Hendricks also pushed back against the contention that social workers can handle domestic disturbance calls (which statistically prove more dangerous than most) or mental health situations similar to the one that unfolded outside St. Luke’s-Sacred Heart last month. “There’s no way a social worker was going to confront that gentleman in the condition he was in,” he said.
Granitz reiterated that more resources rather than less would help him enact community policing measures he believes will rebuild trust between the most marginalized communities and officers. He also noted that divestment would set back efforts to increase the force’s diversity given the success of recruitment efforts in more recent years.
The conversation concluded with a few council members addressing some of their loudest critics.

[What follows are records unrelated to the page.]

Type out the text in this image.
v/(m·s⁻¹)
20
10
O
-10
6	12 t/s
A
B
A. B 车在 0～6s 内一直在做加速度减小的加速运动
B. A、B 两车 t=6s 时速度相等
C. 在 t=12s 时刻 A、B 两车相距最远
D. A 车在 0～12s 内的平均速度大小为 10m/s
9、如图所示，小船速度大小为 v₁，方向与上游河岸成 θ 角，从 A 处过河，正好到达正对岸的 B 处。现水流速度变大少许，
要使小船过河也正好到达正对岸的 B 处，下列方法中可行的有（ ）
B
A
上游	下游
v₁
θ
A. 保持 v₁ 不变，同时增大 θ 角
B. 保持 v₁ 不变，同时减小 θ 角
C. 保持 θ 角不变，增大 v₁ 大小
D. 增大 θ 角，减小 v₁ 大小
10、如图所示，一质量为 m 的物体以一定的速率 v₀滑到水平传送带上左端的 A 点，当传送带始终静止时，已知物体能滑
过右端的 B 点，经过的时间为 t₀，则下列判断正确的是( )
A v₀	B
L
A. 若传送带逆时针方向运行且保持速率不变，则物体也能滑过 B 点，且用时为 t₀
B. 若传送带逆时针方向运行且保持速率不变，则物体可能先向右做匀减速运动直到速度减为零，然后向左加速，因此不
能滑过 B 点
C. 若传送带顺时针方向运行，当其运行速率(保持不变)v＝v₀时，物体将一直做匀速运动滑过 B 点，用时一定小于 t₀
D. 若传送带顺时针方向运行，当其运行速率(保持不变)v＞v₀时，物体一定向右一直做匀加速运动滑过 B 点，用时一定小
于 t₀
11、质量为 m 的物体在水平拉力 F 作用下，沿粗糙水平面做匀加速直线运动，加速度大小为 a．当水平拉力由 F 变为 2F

Gerlach lamented the number of commenters whom she felt were trafficking in divisive language in order to dismiss reformers and shut down debate, and specifically called out those calling protesters “thugs” or using other racist caricatures.
Councilwoman Candida Affa said Gerlach should also call out those chanting “F*** the police,” chanting derogatory remarks about Hendricks at previous protests or “calling up the mayor in the middle of the night” — a jab at Siegel, who shared the mayor’s personal cell phone number with protesters.
Siegel apologized to the mayor but also pushed back against drawing what he considers false equivalencies between chants of protesters representing marginalized communities that have “faced 400 years of structural oppression and death and violence” and the “racism and vitriol” he perceived in many of the letters opposing police reforms.
“We can both praise the cops for doing good work while re-imagining public safety in this country and looking for ways to spend our money better,” he said. “…Change and real leadership is about confronting institutions and having uncomfortable conversations, not doing something we all agree on.”